The mother said something cheerful about a live mummy, but the two poor boys gazed at one another with sad, earnest, wistful eyes, and wrung one another’s hands.
“Don’t forget,” gasped Armine, labouring for breath.
And Jock answered—
“All right, Armie; good-bye. I’m coming to morrow,” with a choking, quivering attempt at bravery.
“Yes, to-morrow,” said poor Mother Carey, bending over him. “My boy—my poor good boy, if I could but cut myself in two! I can’t tell you how thankful I am to you for being so good about it. That dear good Johnny will do all he can, and it is only till tomorrow. You’ll sleep most of the time.”
“All right, mother,” was again all that Jock could manage to utter, and the kisses that followed seemed to him the most precious he had known. He hid his face again, bearing his trouble the better because the lull of violent pain quelled by opiates, so that his senses were all as in a dream bound up.
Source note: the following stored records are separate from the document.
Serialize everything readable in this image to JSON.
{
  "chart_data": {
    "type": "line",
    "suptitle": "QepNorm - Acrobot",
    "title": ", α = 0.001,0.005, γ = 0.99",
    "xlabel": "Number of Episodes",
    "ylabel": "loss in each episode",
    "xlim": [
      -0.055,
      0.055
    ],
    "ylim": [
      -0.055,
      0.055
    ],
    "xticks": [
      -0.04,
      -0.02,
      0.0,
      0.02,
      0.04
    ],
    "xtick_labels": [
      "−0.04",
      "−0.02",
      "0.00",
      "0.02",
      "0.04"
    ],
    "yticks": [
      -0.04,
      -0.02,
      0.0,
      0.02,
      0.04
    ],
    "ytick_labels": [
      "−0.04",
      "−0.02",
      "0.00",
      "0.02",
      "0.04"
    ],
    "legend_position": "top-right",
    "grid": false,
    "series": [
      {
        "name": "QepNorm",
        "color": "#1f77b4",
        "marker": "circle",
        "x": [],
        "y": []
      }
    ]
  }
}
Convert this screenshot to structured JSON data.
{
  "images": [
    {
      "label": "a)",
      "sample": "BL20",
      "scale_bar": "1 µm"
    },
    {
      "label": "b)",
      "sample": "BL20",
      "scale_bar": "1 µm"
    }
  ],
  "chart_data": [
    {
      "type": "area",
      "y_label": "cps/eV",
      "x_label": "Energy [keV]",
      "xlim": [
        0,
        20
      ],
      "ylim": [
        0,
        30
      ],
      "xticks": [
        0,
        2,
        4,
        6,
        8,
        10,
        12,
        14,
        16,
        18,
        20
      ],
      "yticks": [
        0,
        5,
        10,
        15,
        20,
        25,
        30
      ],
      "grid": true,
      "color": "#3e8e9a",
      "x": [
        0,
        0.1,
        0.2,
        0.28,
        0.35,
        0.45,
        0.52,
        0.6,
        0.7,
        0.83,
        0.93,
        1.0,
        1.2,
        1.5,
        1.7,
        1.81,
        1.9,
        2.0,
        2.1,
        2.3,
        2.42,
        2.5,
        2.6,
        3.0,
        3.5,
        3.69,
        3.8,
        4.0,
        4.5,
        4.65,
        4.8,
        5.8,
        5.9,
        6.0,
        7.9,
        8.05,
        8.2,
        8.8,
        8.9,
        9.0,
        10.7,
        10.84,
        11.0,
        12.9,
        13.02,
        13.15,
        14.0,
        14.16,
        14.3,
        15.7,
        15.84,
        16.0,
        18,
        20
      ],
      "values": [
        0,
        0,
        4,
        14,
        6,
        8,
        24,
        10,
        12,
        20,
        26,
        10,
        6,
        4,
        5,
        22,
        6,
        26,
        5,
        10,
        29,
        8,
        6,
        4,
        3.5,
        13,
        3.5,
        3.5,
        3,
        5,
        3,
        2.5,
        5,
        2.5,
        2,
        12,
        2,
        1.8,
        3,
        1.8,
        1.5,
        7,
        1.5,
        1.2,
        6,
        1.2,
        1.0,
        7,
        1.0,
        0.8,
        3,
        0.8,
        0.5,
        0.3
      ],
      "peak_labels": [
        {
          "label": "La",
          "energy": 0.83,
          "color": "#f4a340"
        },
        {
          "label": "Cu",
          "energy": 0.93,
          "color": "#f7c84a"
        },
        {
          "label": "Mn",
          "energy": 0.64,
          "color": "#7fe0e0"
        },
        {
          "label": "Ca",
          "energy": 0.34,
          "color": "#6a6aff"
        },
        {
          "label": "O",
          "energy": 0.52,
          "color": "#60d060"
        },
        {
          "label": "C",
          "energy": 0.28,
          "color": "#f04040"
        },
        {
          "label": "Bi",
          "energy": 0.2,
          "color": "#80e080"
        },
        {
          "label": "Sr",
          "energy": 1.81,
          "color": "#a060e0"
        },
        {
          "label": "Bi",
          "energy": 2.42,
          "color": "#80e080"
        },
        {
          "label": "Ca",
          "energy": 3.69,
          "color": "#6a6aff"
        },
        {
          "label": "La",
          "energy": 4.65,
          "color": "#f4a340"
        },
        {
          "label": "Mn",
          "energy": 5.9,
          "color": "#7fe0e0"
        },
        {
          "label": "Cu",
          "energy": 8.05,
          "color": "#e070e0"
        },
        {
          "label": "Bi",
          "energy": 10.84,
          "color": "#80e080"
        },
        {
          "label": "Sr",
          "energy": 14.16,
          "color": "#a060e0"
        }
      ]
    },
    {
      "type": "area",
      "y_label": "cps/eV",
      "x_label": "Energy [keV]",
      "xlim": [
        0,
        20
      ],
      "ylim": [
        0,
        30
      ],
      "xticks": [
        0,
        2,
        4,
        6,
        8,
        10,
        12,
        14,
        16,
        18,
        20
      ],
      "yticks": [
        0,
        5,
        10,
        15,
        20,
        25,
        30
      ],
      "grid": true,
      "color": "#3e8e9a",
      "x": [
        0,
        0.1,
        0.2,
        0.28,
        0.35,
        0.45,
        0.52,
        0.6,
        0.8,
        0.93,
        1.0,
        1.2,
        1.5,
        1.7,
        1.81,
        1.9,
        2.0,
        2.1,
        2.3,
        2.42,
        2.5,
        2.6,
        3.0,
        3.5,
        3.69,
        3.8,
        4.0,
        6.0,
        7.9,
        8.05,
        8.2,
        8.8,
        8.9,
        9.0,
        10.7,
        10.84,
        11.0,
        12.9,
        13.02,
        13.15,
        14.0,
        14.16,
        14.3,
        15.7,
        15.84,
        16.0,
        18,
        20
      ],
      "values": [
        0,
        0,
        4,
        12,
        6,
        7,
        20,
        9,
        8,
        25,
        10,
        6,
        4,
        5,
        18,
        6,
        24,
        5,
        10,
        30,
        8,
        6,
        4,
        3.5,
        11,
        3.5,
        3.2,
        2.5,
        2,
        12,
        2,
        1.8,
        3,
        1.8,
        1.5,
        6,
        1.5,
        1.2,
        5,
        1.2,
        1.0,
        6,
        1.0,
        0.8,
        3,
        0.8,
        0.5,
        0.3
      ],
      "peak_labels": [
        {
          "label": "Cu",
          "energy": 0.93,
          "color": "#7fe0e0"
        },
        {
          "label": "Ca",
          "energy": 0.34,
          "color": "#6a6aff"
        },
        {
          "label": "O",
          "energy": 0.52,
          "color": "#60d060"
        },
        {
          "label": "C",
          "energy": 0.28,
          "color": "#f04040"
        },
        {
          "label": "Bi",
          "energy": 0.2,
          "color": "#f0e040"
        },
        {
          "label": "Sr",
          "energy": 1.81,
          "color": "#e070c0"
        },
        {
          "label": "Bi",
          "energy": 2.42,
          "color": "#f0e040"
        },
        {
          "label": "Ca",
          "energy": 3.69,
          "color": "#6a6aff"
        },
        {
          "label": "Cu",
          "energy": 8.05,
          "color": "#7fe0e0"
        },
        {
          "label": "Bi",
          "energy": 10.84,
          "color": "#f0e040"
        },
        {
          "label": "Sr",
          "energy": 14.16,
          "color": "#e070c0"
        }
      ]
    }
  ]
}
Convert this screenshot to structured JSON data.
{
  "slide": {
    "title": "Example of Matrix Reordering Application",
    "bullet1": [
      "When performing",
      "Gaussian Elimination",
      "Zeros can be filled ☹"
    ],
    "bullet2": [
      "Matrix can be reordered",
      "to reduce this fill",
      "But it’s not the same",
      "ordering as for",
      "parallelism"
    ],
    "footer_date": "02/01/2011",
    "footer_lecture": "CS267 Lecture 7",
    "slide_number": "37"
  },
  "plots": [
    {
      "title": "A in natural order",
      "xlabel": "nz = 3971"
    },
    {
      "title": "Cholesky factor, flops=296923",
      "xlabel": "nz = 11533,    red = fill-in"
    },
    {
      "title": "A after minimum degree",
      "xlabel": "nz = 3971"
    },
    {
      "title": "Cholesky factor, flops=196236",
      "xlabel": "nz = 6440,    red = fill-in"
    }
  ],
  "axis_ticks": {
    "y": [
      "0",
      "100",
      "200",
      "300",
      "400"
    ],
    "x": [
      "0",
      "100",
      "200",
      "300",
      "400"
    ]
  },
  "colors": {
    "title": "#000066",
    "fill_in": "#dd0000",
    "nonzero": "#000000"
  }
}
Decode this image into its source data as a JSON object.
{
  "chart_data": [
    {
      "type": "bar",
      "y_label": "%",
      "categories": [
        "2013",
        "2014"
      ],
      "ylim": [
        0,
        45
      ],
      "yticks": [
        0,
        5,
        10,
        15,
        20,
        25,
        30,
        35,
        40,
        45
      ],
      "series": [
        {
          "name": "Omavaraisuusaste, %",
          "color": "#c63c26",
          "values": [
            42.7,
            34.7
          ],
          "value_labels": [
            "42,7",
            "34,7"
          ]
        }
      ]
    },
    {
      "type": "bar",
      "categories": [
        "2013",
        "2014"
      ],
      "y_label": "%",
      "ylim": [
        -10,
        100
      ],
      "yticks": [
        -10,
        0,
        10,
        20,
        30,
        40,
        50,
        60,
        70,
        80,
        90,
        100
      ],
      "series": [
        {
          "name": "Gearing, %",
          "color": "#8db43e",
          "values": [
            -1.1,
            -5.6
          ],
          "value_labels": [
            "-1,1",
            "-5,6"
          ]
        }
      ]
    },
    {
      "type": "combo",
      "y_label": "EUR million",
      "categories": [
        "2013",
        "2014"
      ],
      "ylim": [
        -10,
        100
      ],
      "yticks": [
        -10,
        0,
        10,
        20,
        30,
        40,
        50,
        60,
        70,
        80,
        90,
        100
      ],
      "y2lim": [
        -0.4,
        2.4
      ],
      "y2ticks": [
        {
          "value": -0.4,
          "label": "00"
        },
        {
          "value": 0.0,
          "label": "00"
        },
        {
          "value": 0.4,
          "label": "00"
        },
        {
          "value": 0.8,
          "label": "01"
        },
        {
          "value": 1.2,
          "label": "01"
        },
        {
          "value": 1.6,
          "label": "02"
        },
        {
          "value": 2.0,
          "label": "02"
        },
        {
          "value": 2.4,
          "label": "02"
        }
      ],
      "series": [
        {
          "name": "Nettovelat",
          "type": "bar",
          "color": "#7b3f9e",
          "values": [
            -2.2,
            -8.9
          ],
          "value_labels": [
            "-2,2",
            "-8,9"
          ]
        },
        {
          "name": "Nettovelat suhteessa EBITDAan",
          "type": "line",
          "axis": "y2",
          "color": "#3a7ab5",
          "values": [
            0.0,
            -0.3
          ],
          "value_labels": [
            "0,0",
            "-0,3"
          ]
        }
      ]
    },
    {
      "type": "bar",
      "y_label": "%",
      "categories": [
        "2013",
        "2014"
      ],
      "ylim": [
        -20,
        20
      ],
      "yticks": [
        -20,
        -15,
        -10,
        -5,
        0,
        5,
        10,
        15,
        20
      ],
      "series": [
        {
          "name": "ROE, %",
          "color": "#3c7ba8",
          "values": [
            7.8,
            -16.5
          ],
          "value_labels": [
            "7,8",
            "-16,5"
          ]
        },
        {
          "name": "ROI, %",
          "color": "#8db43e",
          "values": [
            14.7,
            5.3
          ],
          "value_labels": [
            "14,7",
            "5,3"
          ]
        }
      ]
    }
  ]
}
When he looked up again at the clink of glass, it was Cecil whom he saw measuring off his draught.
“You!” he exclaimed.
“Yes, Medlicott said I might stay till four, and give the Monk a chance of a sleep. That fellow can always snooze away off hand, and he is as sound as a top in the next room; but I was to give you this at two.”
“You’re sure it’s the right stuff?”
“I should think so. We’ve practice enough in the family to know how to measure off a dose by this time.”